Bombardier, Inc. : Equity Selloff Shakes Up Junk-Bond Market

11/15/2012| 04:23pm US/Eastern

   By Patrick McGee  

The postelection stock selloff is proving contagious.

The Standard & Poor's 500-stock index has declined 5.3% since President Barack Obama was re-elected on Nov. 6, and debt from high-yielding companies is now suffering, too.

"The closest thing in fixed-income to equity is high-yield, so it's taking a hit," said Michael Mutti, credit strategist at Stifel, Nicolaus & Co. "It's not panic selling, but some people are taking chips off the table."

Total returns on below-investment-grade bonds--also known as high-yield or "junk" bonds--have fallen 0.57% since the election results, according to a Barclays index. Compared with returns on equities, that is a small decline. But bond spreads--the extra yield these bonds pay compared with safe-haven Treasurys--widened by 0.50 percentage point from Oct. 22 through Wednesday. That was the sharpest increase since spreads widened 1.24 percentage points from May 3 to June 5.

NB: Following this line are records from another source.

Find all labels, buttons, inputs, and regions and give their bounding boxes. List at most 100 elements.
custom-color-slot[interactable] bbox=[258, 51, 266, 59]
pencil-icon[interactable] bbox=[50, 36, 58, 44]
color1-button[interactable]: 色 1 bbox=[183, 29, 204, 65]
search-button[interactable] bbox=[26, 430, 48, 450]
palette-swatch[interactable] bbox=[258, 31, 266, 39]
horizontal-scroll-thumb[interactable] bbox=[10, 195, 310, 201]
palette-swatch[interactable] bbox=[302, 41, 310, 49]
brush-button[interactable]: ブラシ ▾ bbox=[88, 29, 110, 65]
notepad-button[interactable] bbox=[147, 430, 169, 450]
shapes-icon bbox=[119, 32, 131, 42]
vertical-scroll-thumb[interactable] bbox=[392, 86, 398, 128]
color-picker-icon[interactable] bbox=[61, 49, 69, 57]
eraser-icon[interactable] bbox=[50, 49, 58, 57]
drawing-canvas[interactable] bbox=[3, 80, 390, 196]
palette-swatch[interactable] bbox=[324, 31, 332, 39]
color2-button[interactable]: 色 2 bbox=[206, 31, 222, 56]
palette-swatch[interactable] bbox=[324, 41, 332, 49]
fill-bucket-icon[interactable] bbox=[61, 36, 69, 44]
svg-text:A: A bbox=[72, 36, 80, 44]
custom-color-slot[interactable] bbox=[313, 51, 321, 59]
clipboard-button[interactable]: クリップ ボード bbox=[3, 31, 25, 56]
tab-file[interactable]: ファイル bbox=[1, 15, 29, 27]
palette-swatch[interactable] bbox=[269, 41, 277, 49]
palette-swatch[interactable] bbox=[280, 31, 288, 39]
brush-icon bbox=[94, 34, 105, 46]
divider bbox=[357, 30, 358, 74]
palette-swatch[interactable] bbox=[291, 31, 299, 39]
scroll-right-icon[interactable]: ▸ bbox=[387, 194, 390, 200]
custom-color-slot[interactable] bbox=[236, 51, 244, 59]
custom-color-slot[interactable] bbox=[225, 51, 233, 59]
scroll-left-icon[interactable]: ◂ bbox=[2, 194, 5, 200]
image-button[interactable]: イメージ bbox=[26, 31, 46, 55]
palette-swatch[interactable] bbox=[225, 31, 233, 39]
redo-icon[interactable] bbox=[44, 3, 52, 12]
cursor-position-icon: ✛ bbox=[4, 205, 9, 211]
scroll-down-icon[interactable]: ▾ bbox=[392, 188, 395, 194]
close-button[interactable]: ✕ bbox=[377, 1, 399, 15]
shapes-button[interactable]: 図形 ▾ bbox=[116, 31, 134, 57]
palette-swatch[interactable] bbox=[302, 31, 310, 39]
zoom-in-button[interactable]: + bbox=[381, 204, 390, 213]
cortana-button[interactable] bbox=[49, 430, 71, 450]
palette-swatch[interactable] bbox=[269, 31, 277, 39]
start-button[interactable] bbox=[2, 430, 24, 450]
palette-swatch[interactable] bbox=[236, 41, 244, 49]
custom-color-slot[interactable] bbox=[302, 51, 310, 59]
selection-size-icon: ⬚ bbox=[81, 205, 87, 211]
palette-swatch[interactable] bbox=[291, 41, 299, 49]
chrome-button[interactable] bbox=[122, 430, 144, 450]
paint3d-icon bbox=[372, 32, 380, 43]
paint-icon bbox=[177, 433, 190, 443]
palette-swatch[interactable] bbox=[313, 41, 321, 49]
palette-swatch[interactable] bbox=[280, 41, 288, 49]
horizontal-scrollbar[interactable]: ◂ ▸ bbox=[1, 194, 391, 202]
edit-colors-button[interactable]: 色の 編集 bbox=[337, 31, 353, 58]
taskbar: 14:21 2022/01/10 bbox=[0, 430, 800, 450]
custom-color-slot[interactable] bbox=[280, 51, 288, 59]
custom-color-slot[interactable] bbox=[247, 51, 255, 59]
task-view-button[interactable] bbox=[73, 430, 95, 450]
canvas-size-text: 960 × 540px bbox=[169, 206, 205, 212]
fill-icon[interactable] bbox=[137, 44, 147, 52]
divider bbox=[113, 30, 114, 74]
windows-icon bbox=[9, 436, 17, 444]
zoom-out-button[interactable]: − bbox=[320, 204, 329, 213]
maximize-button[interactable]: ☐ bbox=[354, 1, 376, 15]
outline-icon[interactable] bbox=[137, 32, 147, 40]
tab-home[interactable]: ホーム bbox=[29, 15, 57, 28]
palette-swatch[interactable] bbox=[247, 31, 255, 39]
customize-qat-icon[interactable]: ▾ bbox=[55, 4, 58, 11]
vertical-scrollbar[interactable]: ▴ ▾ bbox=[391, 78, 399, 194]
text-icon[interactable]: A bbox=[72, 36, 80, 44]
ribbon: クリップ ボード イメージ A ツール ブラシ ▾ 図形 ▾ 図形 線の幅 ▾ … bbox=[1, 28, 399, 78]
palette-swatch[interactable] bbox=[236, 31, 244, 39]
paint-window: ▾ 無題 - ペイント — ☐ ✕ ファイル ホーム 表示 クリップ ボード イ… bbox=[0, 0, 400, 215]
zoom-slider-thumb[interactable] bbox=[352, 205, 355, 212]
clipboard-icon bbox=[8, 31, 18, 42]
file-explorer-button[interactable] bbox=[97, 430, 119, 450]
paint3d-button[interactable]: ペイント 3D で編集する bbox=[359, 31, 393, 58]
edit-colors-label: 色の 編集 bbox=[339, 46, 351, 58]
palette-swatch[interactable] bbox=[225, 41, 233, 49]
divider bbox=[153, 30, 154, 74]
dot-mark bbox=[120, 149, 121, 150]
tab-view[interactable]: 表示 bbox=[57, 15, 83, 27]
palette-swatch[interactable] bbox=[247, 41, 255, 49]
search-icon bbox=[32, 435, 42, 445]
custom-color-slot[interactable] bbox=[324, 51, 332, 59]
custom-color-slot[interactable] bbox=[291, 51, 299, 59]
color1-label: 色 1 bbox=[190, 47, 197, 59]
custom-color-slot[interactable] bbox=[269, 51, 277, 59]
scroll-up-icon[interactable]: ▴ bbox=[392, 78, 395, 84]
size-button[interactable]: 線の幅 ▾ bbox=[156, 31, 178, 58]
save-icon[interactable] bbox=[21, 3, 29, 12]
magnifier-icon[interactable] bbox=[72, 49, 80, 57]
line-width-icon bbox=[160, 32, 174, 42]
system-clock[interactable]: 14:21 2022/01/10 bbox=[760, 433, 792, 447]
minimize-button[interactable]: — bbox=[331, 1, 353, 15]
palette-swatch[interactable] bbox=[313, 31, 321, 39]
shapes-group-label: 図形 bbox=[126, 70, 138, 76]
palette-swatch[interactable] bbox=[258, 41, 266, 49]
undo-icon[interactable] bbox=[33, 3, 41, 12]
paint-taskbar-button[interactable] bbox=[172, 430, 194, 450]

More pessimistic news on the U.S. economy or the European debt situation could prolong this slump and push spreads another 0.75 percentage point wider, driving the market into its worst downturn this year, said Marty Fridson, chief executive of New York financial-research firm Fridson Vision LLC.

High-yield bonds have rallied for most of the year, delivering a total return of more than 12.8% since Jan. 1 despite a series of unexpected global events. But that has pushed bond prices to rich levels that make them "vulnerable," Mr. Fridson warned clients via email Thursday.

Exchange-traded funds reflect the uncertainty. Investors pulled $711 million out of junk-bond ETFs from last Thursday to Wednesday, marking the second-largest weekly outflow since 2008, according to J.P. Morgan Chase & Co.

Junk bonds tend to mimic moves in the equity market, so some investors say a junk selloff is no surprise as investors focus on the looming fiscal cliff--automatic tax increases and spending cuts that could drive the economy into a recession if Congress doesn't act.

But bonds are less volatile than equities because they are higher in a company's capital structure, so debtholders are less likely to lose money if a company goes bust, said Brian Jacobsen, chief portfolio strategist of the investments group at Wells Fargo Funds Management.

"Even if we go off the fiscal cliff, I doubt that it will compromise the ability of many issuers to meet debt-service obligations," he said.

Still, conditions weakened enough for Bombardier Inc. (BDRBF) to pull a $1 billion debt offering Thursday, a day after Standard & Poor's Ratings Services cut the aircraft maker's credit rating by a notch, to BB.

A representative for the Montreal-based company confirmed the deal had been pulled because proposed terms were "not satisfactory." She declined further comment.

The postponement was probably a wise move, said Mary Talbutt-Glassberg, portfolio manager and trader at Davidson Trust Co. in Pennsylvania. "Folks don't like headlines with a downgrade when a deal is being issued," she said, noting the company's stock has fallen 16% over the past five days. "The stock has to settle down a little to help support the bond deal."